##  Ground Truth Text Labeling

In [19]:
import json
import os
import time
import boto3
import random
import sagemaker
import pandas as pd

sagemaker_session = sagemaker.Session()
role = sagemaker.get_execution_role()
s3 = boto3.client('s3')
sm_client = boto3.client('sagemaker')
bucket = sagemaker_session.default_bucket()
region = boto3.session.Session().region_name


# https://docs.aws.amazon.com/sagemaker/latest/APIReference/API_HumanTaskConfig.html
# https://github.com/aws-samples/amazon-sagemaker-ground-truth-task-uis

### Set up a private work team

If you want to preview the worker task UI, create a private work team and add yourself as a worker. 

If you have already created a private workforce, follow the instructions in [Add or Remove Workers](https://docs.aws.amazon.com/sagemaker/latest/dg/sms-workforce-management-private-console.html#add-remove-workers-sm) to add yourself to the work team you use to create a lableing job. 

#### Create a private workforce and add yourself as a worker

To create and manage your private workforce, you can use the **Labeling workforces** page in the Amazon SageMaker console.
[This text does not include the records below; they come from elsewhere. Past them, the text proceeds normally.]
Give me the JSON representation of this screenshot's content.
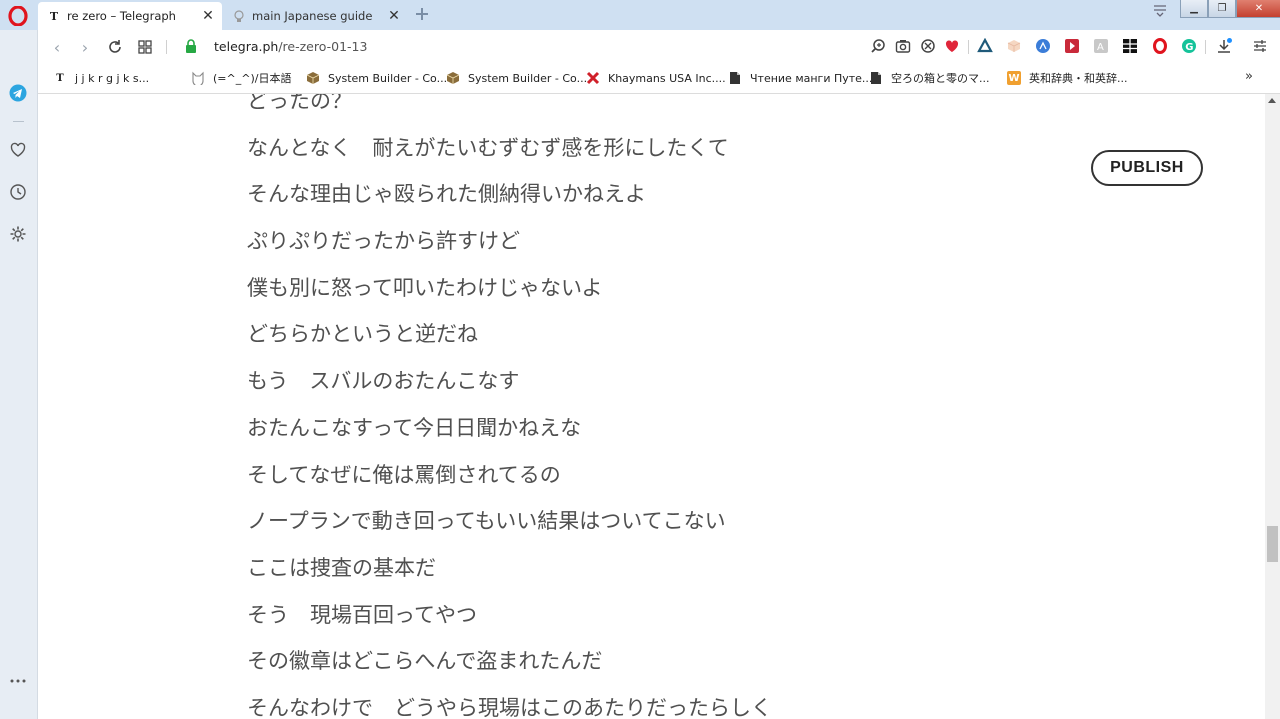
{
  "tabs": [
    {
      "label": "re zero – Telegraph",
      "favicon": "T",
      "active": true
    },
    {
      "label": "main Japanese guide",
      "favicon": "bulb-icon",
      "active": false
    }
  ],
  "address": {
    "domain": "telegra.ph",
    "path": "/re-zero-01-13"
  },
  "bookmarks": [
    {
      "label": "j j k r g j k s...",
      "icon": "T"
    },
    {
      "label": "(=^_^)/日本語",
      "icon": "cat-icon"
    },
    {
      "label": "System Builder - Co...",
      "icon": "box-icon"
    },
    {
      "label": "System Builder - Co...",
      "icon": "box-icon"
    },
    {
      "label": "Khaymans USA Inc....",
      "icon": "x-logo-icon"
    },
    {
      "label": "Чтение манги Путе...",
      "icon": "page-icon"
    },
    {
      "label": "空ろの箱と零のマ...",
      "icon": "page-icon"
    },
    {
      "label": "英和辞典・和英辞...",
      "icon": "W"
    }
  ],
  "publish_label": "PUBLISH",
  "lines": [
    "どったの？",
    "なんとなく　耐えがたいむずむず感を形にしたくて",
    "そんな理由じゃ殴られた側納得いかねえよ",
    "ぷりぷりだったから許すけど",
    "僕も別に怒って叩いたわけじゃないよ",
    "どちらかというと逆だね",
    "もう　スバルのおたんこなす",
    "おたんこなすって今日日聞かねえな",
    "そしてなぜに俺は罵倒されてるの",
    "ノープランで動き回ってもいい結果はついてこない",
    "ここは捜査の基本だ",
    "そう　現場百回ってやつ",
    "その徽章はどこらへんで盗まれたんだ",
    "そんなわけで　どうやら現場はこのあたりだったらしく"
  ],
  "colors": {
    "tabbar": "#cfe0f2",
    "sidebar": "#e7edf4",
    "text": "#505050",
    "opera_red": "#e0141e"
  }
}
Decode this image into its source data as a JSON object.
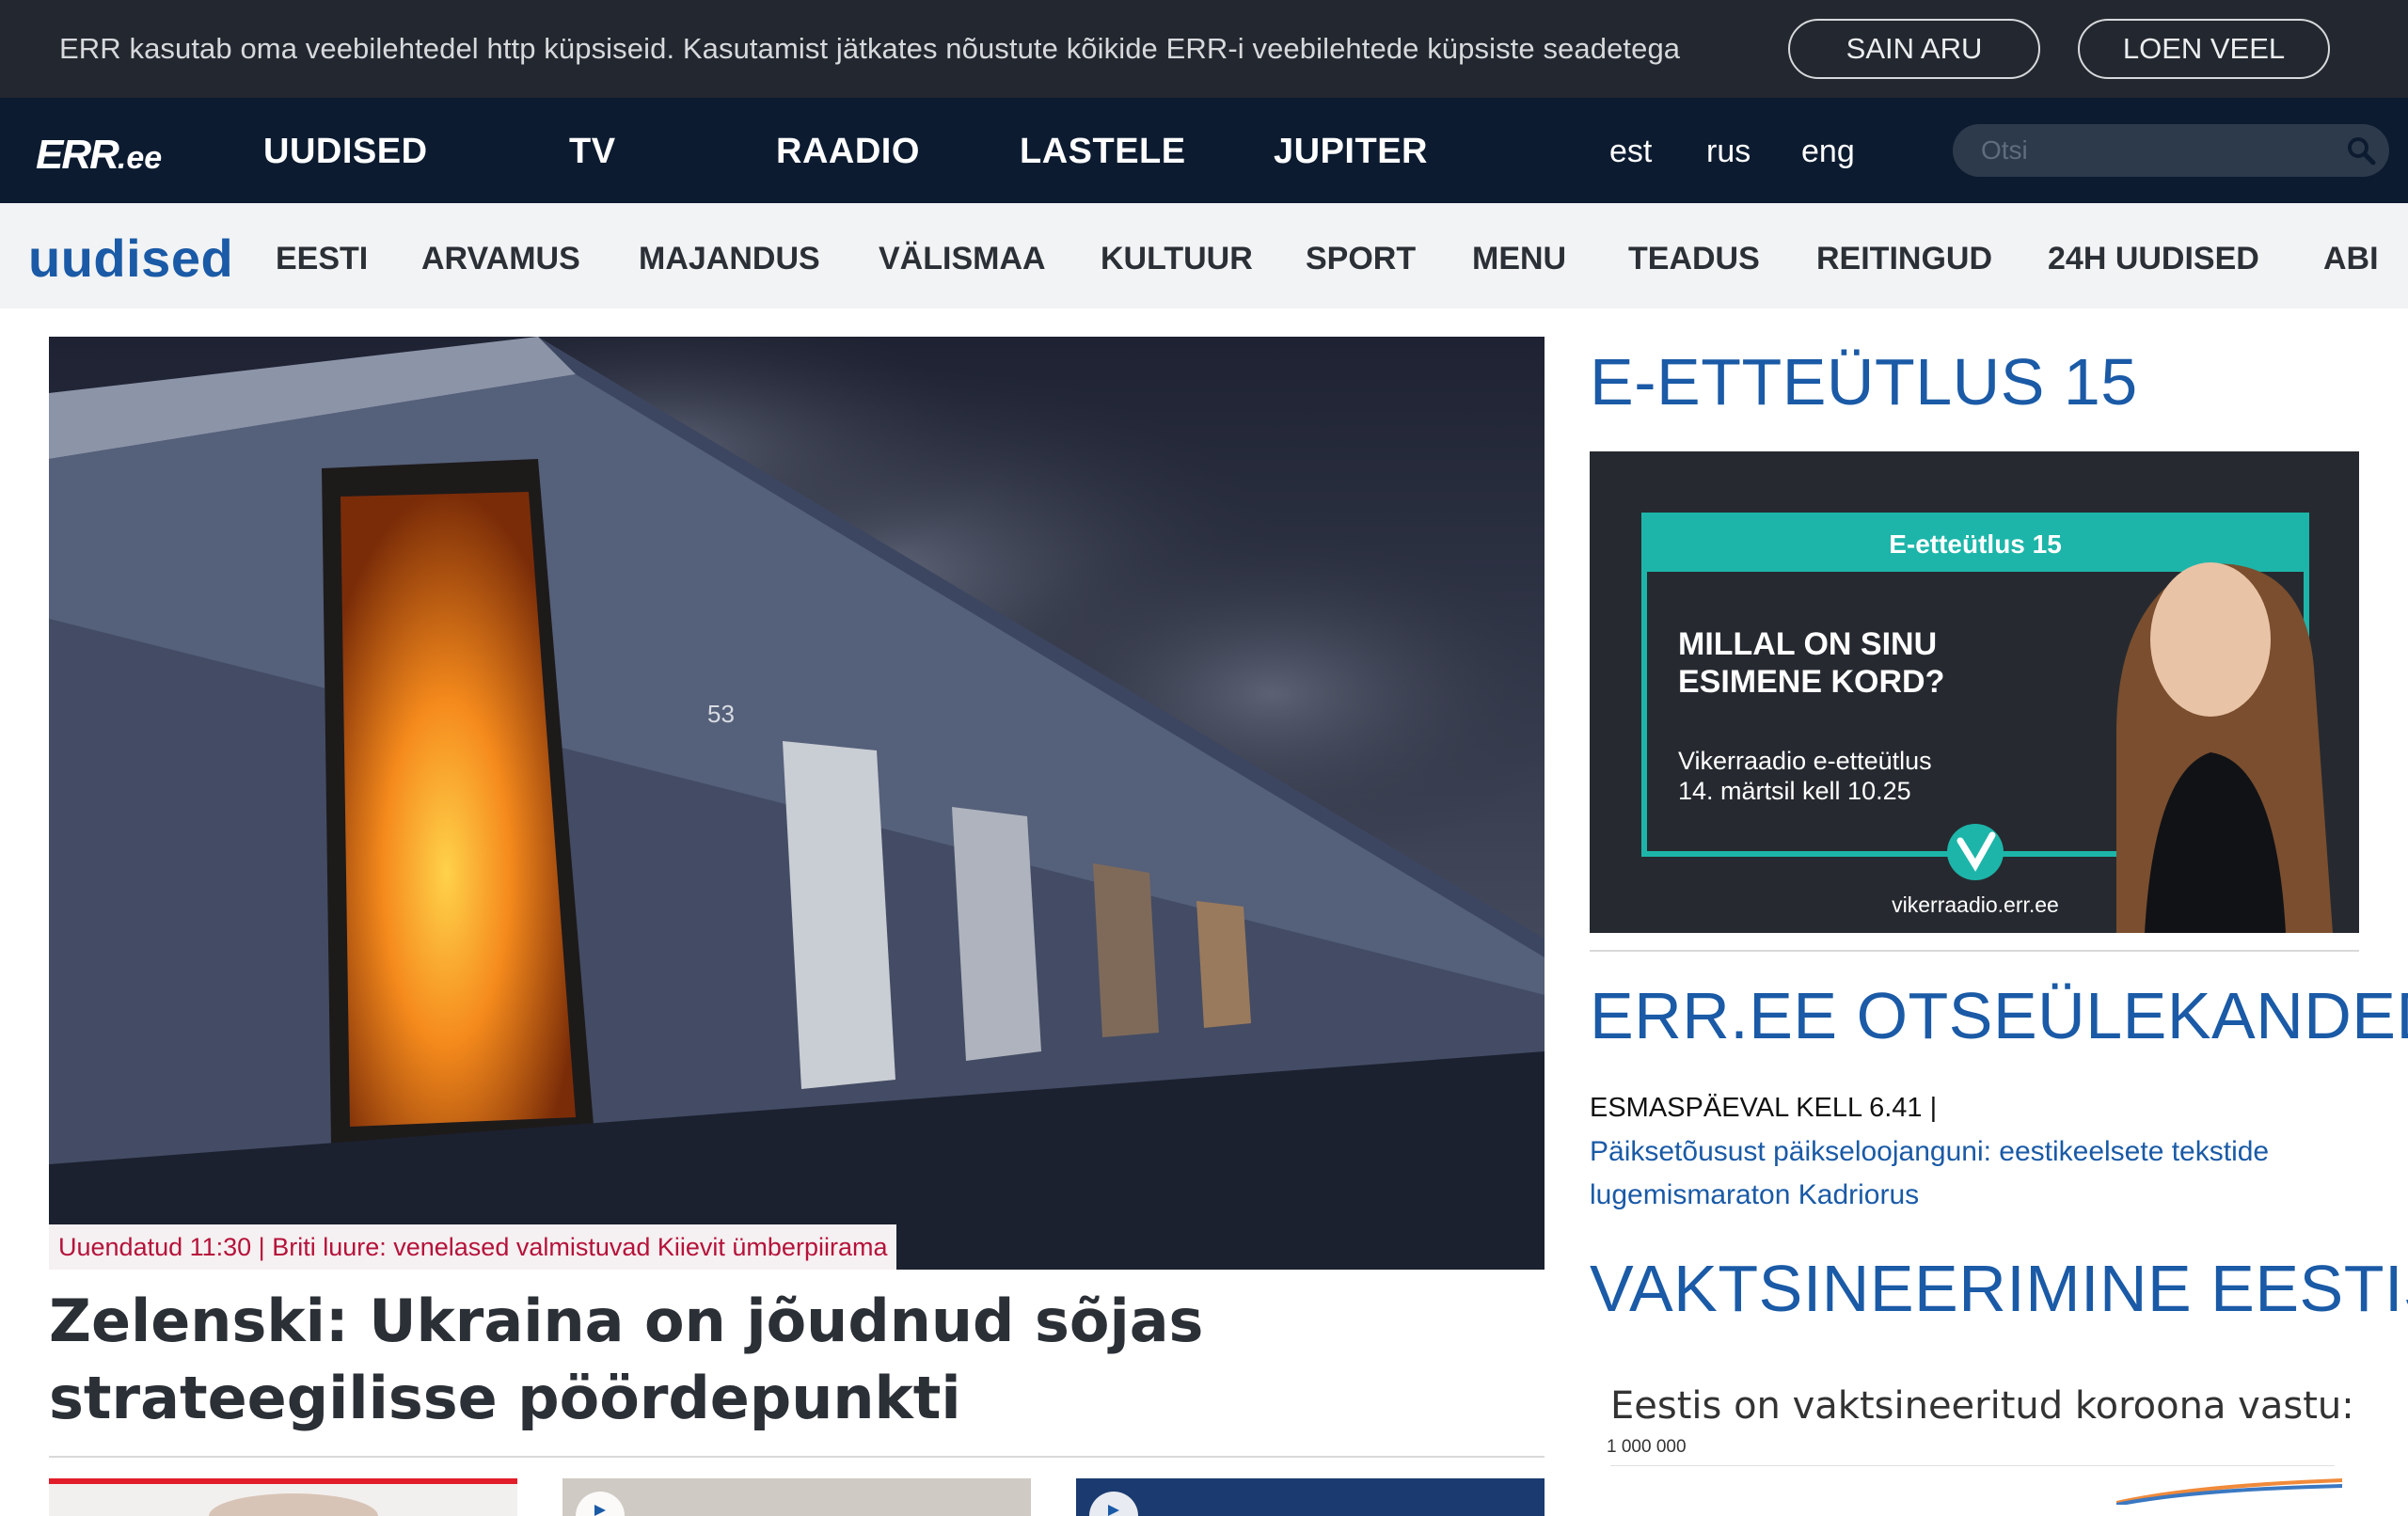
{
  "cookie": {
    "text": "ERR kasutab oma veebilehtedel http küpsiseid. Kasutamist jätkates nõustute kõikide ERR-i veebilehtede küpsiste seadetega",
    "accept": "SAIN ARU",
    "more": "LOEN VEEL"
  },
  "nav": {
    "logo": "ERR",
    "logo_suffix": ".ee",
    "items": [
      "UUDISED",
      "TV",
      "RAADIO",
      "LASTELE",
      "JUPITER"
    ],
    "langs": [
      "est",
      "rus",
      "eng"
    ],
    "search_placeholder": "Otsi"
  },
  "subnav": {
    "title": "uudised",
    "items": [
      "EESTI",
      "ARVAMUS",
      "MAJANDUS",
      "VÄLISMAA",
      "KULTUUR",
      "SPORT",
      "MENU",
      "TEADUS",
      "REITINGUD",
      "24H UUDISED",
      "ABI"
    ]
  },
  "hero": {
    "tag": "Uuendatud 11:30 | Briti luure: venelased valmistuvad Kiievit ümberpiirama",
    "headline": "Zelenski: Ukraina on jõudnud sõjas strateegilisse pöördepunkti",
    "door_number": "53"
  },
  "side": {
    "promo_title": "E-ETTEÜTLUS 15",
    "promo": {
      "label": "E-etteütlus 15",
      "headline_1": "MILLAL ON SINU",
      "headline_2": "ESIMENE KORD?",
      "line_1": "Vikerraadio e-etteütlus",
      "line_2": "14. märtsil kell 10.25",
      "url": "vikerraadio.err.ee"
    },
    "live_title": "ERR.EE OTSEÜLEKANDED",
    "live_time": "ESMASPÄEVAL KELL 6.41 |",
    "live_link": "Päiksetõusust päikseloojanguni: eestikeelsete tekstide lugemismaraton Kadriorus",
    "vacc_title": "VAKTSINEERIMINE EESTIS",
    "vacc_text": "Eestis on vaktsineeritud koroona vastu:",
    "vacc_axis": "1 000 000"
  },
  "colors": {
    "brand_blue": "#1a5aa6",
    "nav_bg": "#0c1b30",
    "cookie_bg": "#232830",
    "tag_red": "#b5123a",
    "promo_teal": "#1db5a9"
  }
}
When following the instructions below, you will have the option to create a private workforce by entering worker emails or importing a pre-existing workforce from an Amazon Cognito user pool. To import a workforce, see [Create a Private Workforce (Amazon Cognito Console)](https://docs.aws.amazon.com/sagemaker/latest/dg/sms-workforce-create-private-cognito.html).

To create a private workforce using worker emails:

* Open the Amazon SageMaker console at https://console.aws.amazon.com/sagemaker/.

* In the navigation pane, choose **Labeling workforces**.

* Choose Private, then choose **Create private team**.

* Choose **Invite new workers by email**.

* Paste or type a list of up to 50 email addresses, separated by commas, into the email addresses box.

* Enter an organization name and contact email.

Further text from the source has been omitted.